Obviously I no longer keep sufficiently abreast of the news. Until it was upon us I had no idea there was to be a high-powered "inaugural'' North-East Economic Forum, held last Friday on the PM's constituency doorstep at Hardwick Hall, Sedgefield.

The extensive coverage left me still unsure who, or what, is Sovereign Strategy, who co-organised this gathering of pro-regional North-East movers and shakers with Northumbria University.

Did the Government have a hand in it - working the Forum like a glove puppet? The event certainly looked like a massive brainwashing exercise, intended to make the misguided people of the North-East wake up to their massive recent folly in roundly rejecting the idea of an elected regional assembly.

The PM himself turned up, of course. Peter Mandelson took time off from Europe to attend.

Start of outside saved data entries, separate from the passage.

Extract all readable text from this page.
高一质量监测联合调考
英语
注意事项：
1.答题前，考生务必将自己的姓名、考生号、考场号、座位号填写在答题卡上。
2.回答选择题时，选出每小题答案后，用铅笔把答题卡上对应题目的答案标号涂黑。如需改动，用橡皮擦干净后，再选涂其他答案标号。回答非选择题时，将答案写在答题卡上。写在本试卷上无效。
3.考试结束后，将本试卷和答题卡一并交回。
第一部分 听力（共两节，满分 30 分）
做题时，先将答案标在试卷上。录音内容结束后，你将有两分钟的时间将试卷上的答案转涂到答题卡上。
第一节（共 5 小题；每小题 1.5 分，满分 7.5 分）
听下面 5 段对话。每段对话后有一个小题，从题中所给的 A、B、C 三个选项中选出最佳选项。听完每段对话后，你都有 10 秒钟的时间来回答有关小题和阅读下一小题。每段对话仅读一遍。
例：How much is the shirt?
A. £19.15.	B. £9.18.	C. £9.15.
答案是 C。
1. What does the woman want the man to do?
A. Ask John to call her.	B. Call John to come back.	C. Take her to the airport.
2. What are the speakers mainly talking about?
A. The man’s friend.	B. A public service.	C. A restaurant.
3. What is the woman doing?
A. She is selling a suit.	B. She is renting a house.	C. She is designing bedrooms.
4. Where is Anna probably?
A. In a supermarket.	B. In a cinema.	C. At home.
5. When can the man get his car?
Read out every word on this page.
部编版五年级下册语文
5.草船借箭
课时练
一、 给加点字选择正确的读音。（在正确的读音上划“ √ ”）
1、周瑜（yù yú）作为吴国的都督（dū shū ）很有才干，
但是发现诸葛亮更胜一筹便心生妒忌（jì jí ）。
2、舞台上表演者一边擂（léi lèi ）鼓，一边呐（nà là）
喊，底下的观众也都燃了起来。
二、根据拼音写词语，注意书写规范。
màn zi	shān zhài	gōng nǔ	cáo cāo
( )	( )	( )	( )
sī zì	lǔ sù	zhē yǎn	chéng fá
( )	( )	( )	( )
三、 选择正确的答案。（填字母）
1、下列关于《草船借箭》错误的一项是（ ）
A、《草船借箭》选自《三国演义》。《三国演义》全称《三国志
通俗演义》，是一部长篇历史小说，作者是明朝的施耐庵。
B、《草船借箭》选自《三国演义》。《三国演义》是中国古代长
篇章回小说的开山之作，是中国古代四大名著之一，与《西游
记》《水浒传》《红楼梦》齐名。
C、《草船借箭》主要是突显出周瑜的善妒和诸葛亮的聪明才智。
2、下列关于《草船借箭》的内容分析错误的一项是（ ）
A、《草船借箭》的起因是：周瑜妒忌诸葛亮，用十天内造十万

Alan Milburn delivered a keynote speech in which, while pronouncing regional government "as dead as the dodo'' he nevertheless said the North-East risked "fading into parochialism'' if it didn't have something similar. My my! Nail-biting now among the 'No' voters. Perhaps we'd better sign up to the regional thing after all, just like the Government, the EU's agent in the endeavour, wants us to.

An up-and-coming Blairite, David Miliband, was another voice regretting the rejection of the elected assembly. His speech was astonishing. For it flung in our faces the dismantling of democracy that has already taken place, as yet still unrecognised by most people, through the promotion of regionalism. Pointing out that "economic regeneration, planning and housing policy'' are now "all decided at regional level'', Mr Miliband, MP for South Shields and Minister for Communities and Local Government, stressed that the North East Assembly - unelected of course - "is the regional planning authority''. That big estate that's gobbling your green belt? A work of the Assembly, not your local council.

Notably absent from the Forum was the S word - Scotland. Years ago, any case for regionalism in the North-East was buttressed by a reference to the greater cash per head available in Scotland. Today, with the post-Devolution advantages enjoyed by the Scots so much more marked than previously, the Government wishes to draw a veil over the differences. The Scottish experience highlights the need for an English Parliament, far more crucial than regional government.

Nevertheless regional government is what our lords and masters are determined to impose. Government-inspired or not, the Forum looks to be a Trojan Horse of the stealthy enterprise.

A goody held out by the PM was the prospect of a 90-minute Newcastle-London rail link, by a magnetic-levitation train. When the Channel Tunnel was being built we were promised direct EuroStar trains from the North-East. We're still waiting.

The RAF is to quit Leeming only a little more than a decade after expensively converting the base for its Tornados. No wonder the country can't afford a decent state pension.

Reducing to 12 months the jail sentence on a Stockton youth who kicked a prone man in the face so violently that major surgery was required to repair the injury, Appeal Court judges declared the original 18-month sentence to be "manifestly excessive''. To me, and I'm sure many others, it looks "manifestly'' lenient. Five years would be nearer the mark.